Un homme de caractère(s)

Vous l’a­vez peut-être remar­qué, par­mi les choses qui m’in­té­ressent, on trouve la pho­to­gra­phie et l’aé­ro­nau­tique. À l’in­ter­sec­tion entre ces deux uni­vers, on trou­vait Guy-Michel Cogné.

Je pour­rais vous dire qu’on s’est tou­jours bien enten­du, mais ça serait un men­songe — et  je ne crois pas que tout pré­sen­ter sous un jour angé­lique soit une bonne manière de rendre hom­mage aux gens.

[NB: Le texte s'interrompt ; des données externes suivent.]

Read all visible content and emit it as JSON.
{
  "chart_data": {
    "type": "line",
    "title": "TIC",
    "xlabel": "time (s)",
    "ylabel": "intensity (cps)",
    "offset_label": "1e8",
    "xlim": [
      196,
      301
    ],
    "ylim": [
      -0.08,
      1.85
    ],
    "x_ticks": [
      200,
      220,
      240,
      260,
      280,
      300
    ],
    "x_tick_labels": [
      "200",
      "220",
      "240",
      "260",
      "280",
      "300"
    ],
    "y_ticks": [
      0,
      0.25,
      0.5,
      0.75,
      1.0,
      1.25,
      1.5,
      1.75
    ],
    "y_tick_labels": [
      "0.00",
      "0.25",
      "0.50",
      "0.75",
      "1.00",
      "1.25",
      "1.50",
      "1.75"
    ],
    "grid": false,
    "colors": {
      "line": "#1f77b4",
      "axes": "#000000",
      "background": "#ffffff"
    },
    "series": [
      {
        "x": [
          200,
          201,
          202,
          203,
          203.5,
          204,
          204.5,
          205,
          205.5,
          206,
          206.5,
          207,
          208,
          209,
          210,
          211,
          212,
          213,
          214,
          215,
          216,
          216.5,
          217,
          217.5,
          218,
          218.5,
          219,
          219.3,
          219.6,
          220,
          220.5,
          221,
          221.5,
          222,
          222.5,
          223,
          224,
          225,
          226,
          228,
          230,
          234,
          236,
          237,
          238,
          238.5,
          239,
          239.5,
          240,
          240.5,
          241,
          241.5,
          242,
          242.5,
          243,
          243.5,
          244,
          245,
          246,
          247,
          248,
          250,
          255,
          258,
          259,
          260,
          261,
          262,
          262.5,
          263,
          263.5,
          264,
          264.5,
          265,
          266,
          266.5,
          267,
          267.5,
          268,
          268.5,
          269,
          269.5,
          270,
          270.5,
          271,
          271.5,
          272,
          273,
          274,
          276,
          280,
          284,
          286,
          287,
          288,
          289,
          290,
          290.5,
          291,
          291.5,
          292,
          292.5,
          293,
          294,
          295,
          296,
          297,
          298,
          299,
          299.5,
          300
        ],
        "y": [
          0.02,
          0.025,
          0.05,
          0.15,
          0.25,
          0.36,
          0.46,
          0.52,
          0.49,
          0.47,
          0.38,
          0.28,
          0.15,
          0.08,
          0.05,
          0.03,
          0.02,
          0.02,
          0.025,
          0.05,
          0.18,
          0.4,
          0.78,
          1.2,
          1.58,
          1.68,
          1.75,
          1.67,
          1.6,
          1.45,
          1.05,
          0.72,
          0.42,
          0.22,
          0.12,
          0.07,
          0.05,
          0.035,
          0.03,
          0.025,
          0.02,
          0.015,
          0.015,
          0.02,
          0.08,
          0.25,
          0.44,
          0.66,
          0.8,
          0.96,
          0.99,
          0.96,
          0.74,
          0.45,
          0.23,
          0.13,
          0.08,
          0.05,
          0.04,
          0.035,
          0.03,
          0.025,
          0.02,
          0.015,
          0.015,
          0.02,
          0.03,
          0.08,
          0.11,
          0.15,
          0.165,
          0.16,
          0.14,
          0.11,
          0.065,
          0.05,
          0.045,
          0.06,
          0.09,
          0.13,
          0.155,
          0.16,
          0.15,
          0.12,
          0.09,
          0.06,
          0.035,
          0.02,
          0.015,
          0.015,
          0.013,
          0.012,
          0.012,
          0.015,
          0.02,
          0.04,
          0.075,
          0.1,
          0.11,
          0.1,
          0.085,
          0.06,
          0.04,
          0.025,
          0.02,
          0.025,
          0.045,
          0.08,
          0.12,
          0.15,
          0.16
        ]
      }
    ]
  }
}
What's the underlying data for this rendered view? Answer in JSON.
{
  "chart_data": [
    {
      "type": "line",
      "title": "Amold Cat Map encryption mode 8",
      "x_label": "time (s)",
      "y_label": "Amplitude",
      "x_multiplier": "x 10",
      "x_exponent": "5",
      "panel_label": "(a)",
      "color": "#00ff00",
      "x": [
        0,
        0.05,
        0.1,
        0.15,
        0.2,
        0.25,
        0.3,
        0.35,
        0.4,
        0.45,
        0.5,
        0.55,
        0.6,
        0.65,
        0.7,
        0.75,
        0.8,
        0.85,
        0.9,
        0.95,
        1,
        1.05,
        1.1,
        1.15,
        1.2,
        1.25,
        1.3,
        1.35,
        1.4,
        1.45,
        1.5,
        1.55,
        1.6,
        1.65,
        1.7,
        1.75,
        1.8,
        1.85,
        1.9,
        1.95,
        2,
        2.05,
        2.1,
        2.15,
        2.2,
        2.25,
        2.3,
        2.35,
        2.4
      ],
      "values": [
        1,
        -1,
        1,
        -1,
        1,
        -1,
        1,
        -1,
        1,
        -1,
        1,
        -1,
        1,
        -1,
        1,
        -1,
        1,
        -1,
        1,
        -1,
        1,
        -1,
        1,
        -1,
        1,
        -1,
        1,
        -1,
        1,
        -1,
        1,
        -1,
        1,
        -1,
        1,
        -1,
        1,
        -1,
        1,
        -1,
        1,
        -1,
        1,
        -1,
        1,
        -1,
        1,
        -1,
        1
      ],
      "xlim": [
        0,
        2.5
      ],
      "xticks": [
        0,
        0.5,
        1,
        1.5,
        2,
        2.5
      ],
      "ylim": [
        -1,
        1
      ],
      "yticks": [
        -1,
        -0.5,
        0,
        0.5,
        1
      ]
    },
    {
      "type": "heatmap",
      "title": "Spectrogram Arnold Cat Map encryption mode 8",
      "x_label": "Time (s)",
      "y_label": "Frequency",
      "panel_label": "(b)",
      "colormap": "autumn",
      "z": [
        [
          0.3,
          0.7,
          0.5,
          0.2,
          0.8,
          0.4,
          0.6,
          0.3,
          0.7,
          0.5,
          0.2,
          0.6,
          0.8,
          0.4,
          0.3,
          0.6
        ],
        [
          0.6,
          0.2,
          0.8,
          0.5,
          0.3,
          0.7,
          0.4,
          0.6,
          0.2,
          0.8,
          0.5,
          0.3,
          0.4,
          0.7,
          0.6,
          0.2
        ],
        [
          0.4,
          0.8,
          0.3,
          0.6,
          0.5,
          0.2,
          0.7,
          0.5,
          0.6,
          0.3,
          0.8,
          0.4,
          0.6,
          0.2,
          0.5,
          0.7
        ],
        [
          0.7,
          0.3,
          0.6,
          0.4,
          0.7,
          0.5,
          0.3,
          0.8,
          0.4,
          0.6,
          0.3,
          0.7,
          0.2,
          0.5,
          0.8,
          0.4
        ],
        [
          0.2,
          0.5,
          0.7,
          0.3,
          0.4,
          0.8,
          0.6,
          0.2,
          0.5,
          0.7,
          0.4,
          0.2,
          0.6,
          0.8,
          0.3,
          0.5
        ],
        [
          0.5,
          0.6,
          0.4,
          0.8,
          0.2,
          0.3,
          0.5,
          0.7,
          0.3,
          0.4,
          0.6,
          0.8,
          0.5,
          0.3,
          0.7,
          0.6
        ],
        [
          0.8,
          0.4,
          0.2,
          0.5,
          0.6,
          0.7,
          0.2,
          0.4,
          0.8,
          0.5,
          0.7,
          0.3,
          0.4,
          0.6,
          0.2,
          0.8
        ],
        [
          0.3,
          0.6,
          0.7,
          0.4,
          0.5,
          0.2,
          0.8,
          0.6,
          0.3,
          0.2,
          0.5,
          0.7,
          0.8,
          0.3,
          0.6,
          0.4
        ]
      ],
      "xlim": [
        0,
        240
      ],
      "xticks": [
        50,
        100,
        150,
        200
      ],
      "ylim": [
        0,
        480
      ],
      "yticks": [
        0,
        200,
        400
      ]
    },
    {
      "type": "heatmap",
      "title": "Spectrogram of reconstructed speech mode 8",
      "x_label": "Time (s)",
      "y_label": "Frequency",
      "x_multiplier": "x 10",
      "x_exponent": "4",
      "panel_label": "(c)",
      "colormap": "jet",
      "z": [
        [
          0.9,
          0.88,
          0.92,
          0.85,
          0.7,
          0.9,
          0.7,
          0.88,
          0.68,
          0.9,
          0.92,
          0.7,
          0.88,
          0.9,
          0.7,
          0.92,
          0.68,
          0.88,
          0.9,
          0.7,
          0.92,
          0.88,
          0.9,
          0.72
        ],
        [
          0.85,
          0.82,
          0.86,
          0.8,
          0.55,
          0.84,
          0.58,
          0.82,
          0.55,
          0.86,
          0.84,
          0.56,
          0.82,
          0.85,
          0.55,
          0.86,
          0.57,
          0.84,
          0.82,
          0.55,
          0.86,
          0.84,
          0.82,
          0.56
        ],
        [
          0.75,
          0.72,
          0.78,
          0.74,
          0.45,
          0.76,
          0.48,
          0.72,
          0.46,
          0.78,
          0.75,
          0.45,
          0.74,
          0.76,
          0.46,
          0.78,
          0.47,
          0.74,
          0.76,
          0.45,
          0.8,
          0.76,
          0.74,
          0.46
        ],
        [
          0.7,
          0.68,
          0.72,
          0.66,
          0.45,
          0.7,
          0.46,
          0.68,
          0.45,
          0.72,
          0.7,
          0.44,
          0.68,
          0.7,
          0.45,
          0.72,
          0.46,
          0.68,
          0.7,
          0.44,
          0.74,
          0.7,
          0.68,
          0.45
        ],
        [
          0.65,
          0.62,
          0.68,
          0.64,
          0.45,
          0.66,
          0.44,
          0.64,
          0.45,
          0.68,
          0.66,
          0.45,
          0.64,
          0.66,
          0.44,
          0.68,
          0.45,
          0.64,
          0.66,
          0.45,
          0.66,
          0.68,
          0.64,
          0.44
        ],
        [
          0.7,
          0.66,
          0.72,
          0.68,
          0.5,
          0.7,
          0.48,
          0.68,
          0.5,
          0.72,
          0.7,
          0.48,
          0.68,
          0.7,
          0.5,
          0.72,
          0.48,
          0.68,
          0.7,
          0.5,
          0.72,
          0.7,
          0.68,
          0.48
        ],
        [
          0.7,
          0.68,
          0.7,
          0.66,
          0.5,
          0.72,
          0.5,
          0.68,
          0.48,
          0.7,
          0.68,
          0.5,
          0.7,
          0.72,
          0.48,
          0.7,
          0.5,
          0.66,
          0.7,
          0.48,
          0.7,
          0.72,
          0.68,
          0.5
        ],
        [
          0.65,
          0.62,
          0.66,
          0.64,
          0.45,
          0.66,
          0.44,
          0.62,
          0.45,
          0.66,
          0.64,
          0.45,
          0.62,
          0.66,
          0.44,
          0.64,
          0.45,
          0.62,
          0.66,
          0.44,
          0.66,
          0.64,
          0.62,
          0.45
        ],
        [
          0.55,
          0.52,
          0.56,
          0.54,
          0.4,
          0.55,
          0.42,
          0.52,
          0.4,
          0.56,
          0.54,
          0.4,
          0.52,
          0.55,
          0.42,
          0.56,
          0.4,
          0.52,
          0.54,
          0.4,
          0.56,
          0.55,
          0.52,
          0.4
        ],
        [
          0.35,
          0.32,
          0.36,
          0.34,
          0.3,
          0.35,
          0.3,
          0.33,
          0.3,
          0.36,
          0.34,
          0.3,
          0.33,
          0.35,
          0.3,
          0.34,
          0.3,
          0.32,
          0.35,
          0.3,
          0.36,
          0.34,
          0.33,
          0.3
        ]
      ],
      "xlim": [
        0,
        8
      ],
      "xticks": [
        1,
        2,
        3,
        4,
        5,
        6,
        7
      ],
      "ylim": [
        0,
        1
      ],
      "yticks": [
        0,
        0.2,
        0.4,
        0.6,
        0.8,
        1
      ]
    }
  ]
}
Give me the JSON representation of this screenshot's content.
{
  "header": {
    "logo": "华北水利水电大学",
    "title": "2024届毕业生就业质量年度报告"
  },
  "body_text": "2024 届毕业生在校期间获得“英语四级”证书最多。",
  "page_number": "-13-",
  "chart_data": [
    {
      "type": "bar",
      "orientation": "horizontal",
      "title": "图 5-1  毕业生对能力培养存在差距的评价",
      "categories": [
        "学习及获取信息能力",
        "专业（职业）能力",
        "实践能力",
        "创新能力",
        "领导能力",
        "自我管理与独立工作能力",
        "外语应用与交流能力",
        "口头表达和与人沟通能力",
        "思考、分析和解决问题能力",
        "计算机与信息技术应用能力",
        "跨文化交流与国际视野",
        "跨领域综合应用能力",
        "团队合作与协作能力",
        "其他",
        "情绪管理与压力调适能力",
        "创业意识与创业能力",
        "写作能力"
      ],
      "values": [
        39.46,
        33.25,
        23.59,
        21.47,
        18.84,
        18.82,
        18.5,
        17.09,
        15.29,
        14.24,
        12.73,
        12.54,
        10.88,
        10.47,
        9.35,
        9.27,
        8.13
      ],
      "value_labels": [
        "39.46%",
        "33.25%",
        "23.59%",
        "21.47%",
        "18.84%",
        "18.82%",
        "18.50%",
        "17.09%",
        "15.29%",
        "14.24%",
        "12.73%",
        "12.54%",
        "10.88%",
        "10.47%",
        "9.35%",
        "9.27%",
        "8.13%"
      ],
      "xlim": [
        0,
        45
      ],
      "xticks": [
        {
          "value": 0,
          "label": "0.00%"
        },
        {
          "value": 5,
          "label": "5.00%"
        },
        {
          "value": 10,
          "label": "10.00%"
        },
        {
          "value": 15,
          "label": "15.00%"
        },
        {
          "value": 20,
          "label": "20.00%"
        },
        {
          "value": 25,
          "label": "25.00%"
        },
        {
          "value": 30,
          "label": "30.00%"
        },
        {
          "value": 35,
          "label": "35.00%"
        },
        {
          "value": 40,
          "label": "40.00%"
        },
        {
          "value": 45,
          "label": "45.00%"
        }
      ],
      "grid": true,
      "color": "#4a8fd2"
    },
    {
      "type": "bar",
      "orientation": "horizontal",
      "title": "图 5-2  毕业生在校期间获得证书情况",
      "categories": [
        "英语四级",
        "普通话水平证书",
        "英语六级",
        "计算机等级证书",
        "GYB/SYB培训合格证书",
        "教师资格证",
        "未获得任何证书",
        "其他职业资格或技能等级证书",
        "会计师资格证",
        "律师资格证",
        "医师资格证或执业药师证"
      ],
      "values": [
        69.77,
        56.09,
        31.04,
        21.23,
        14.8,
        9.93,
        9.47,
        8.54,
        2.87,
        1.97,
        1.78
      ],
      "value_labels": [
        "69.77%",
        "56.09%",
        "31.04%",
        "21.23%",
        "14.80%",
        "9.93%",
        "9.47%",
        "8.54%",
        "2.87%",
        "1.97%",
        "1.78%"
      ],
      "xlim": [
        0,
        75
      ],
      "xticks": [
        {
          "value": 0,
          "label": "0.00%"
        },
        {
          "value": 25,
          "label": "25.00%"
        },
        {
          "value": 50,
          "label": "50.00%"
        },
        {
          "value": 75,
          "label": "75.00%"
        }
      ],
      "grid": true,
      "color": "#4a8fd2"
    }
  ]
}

En fait, nos pre­miers contacts, il y a une dizaine d’an­nées, ont même été fran­che­ment rugueux.

C’é­tait l’é­poque où la presse spé­cia­li­sée en ligne com­men­çait à décol­ler, et Guy-Michel voyait d’un œil noir ces nou­veaux médias annon­çant des audiences qui lais­saient la presse rêveuse et dont l’in­dé­pen­dance lui parais­sait douteuse.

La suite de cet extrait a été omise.